Con l'aiuto delle altre infermiere le separammo e me ne affidarono una con lo zigomo gonfio e il labbro sanguinante.
"Hai voglia di raccontarmi cos'è successo?" Chiesi alla ragazza che riconobbi come la versione disordinata di Mercoledì Addams, Bianca Di Angelo. L'anno precedente ci capitò qualche lezione insieme, ma non parlammo mai, abitavamo neanche troppo lontani ma frequentiamo persone e luoghi completamente differenti. Indossava una gonna nera e larga, stretta in vita e lunga fino alle ginocchia nella quale aveva infilato una canottiera di qualche gruppo sconosciuto. Le sue due trecce erano ormai un ammasso spettinato di capelli neri e un ciuffo sfuggente le ricadeva sul viso. Seduta sul lettino dondolava i suoi anfibi neri e lucidi che sbattevano con un ritmo costante l'uno contro l'altro, mentre aspettava che finissi di preparare il cotone imbevuto di disinfettante.
"Mi ha dato della troia perché secondo lei ci ho provato con suo fratello. È il fratello che mi è saltato addosso! Ma poi lei che mi dà della troia. Lei, che ormai non ha una vagina, ha un buco nero." La cosa mi fece abbastanza ridere e smisi di tamponarle lo zigomo perché la mano mi tremava per le risate. Lentamente le pulii il sangue dal viso e dalle nocche.
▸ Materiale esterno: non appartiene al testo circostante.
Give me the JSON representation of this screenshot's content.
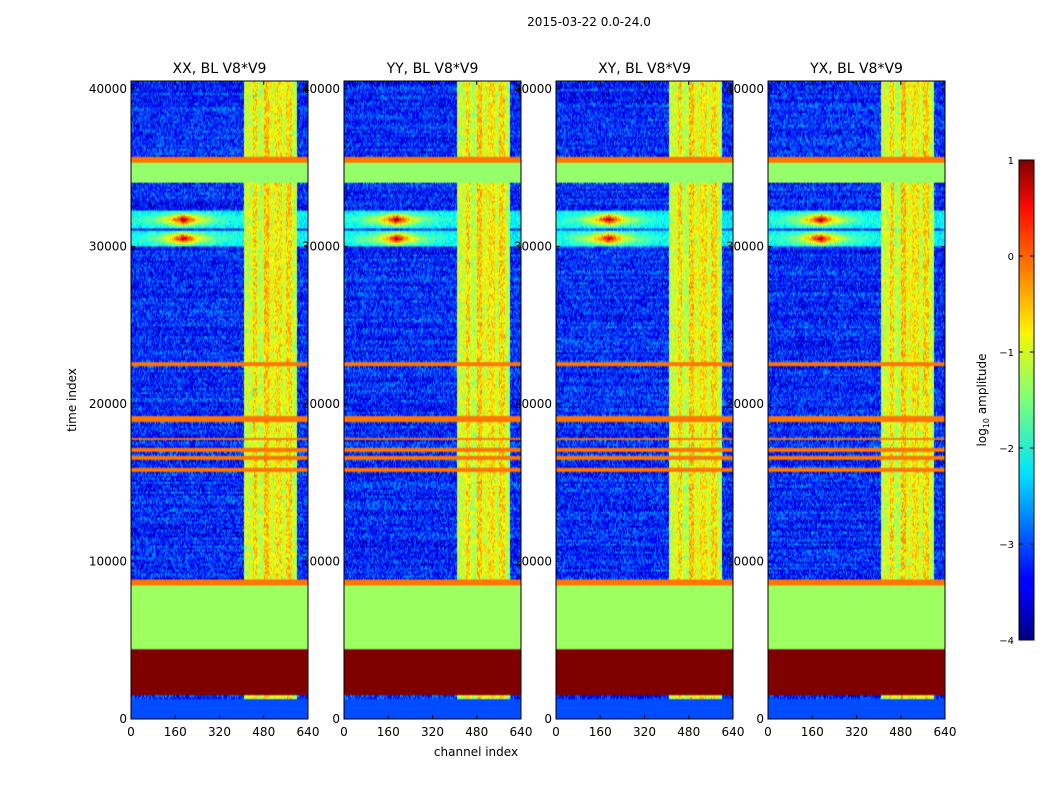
{
  "suptitle": "2015-03-22 0.0-24.0",
  "chart_data": {
    "type": "heatmap",
    "panels": [
      {
        "title": "XX, BL V8*V9",
        "variant": 0
      },
      {
        "title": "YY, BL V8*V9",
        "variant": 1
      },
      {
        "title": "XY, BL V8*V9",
        "variant": 2
      },
      {
        "title": "YX, BL V8*V9",
        "variant": 3
      }
    ],
    "xlabel": "channel index",
    "ylabel": "time index",
    "xlim": [
      0,
      640
    ],
    "ylim": [
      0,
      40500
    ],
    "xticks": [
      0,
      160,
      320,
      480,
      640
    ],
    "yticks": [
      0,
      10000,
      20000,
      30000,
      40000
    ],
    "colorbar": {
      "label_pre": "log",
      "label_sub": "10",
      "label_post": " amplitude",
      "range": [
        -4,
        1
      ],
      "ticks": [
        1,
        0,
        -1,
        -2,
        -3,
        -4
      ],
      "tick_labels": [
        "1",
        "0",
        "−1",
        "−2",
        "−3",
        "−4"
      ]
    },
    "colormap": "jet",
    "features": {
      "background_log_amp": -3.2,
      "rfi_channel_bands": [
        [
          408,
          440,
          -1.1
        ],
        [
          440,
          455,
          -0.7
        ],
        [
          455,
          480,
          -1.2
        ],
        [
          480,
          500,
          -0.6
        ],
        [
          500,
          520,
          -1.0
        ],
        [
          520,
          545,
          -0.8
        ],
        [
          545,
          562,
          -1.1
        ],
        [
          562,
          583,
          -0.7
        ],
        [
          583,
          600,
          -1.2
        ]
      ],
      "flagged_time_rows": [
        {
          "start": 0,
          "end": 1300,
          "value": -3.0
        },
        {
          "start": 1500,
          "end": 4400,
          "value": 1.0
        },
        {
          "start": 4400,
          "end": 8500,
          "value": -1.35
        },
        {
          "start": 8500,
          "end": 8800,
          "value": -0.2
        },
        {
          "start": 15700,
          "end": 15900,
          "value": -0.2
        },
        {
          "start": 16400,
          "end": 16700,
          "value": -0.2
        },
        {
          "start": 16900,
          "end": 17200,
          "value": -0.2
        },
        {
          "start": 17700,
          "end": 17900,
          "value": -0.2
        },
        {
          "start": 18900,
          "end": 19300,
          "value": -0.2
        },
        {
          "start": 22400,
          "end": 22700,
          "value": -0.2
        },
        {
          "start": 34000,
          "end": 35300,
          "value": -1.4
        },
        {
          "start": 35300,
          "end": 35700,
          "value": -0.2
        }
      ],
      "rfi_event_times": [
        30500,
        31700
      ],
      "rfi_event_channel": 190
    }
  }
}
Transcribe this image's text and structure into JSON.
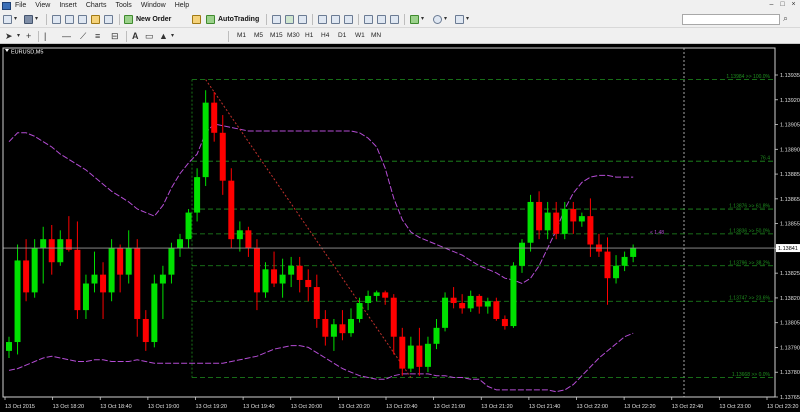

"Almeno ti sei difesa bene, ti sei fatta rispettare e le hai fatto il culo." La consolai ridacchiando. "Non lasciare che mai nessuno ti metta i piedi in testa, anche semplicemente con le parole." Un sorriso sincero le comparve sul viso e mi sembrò vedere le sue guance colorarsi e perdere quella tonalità verdastra, cadaverica.
"Tu pensi che io sia una troia?" Mi chiese fissandomi con i suoi occhioni neri.
"No, se avessi una vagina anche io mi farei quanti più ragazzi possibile." Le dissi spontaneamente con una risata beffarda. "E comunque non deve importare ciò che gli altri pensano di te. Sono solo parole inutili. La cosa che importa è ciò che tu pensi di te stessa, se stai bene con quello che fai e se sei come vorresti essere. Se qualcuno ti insulta perché hai il coraggio di essere ciò che sei, allora pestalo e mandalo a fanculo." Conclusi il mio monologo di incoraggiamento poggiandole una mano sulla spalla, mentre mi fissava con ammirazione, ero davvero fiero di me.
"E tieni, questa è per alleviare il dolore, offre la casa." Presi una canna dalla tasca del jeans e gliela infilai sull'orecchio facendole un occhiolino con un sorriso sincero.
"Will Solace. Questa è la cosa più fottutamente dolce, giusta e bella che qualcuno mi abbia mai detto." Con aria estremamente seria scese dal lettino con un salto mi spinse contro il muro e si avventò su di me aggrappandosi alla mia nuca, immobilizzandomi in un bacio davvero poco casto.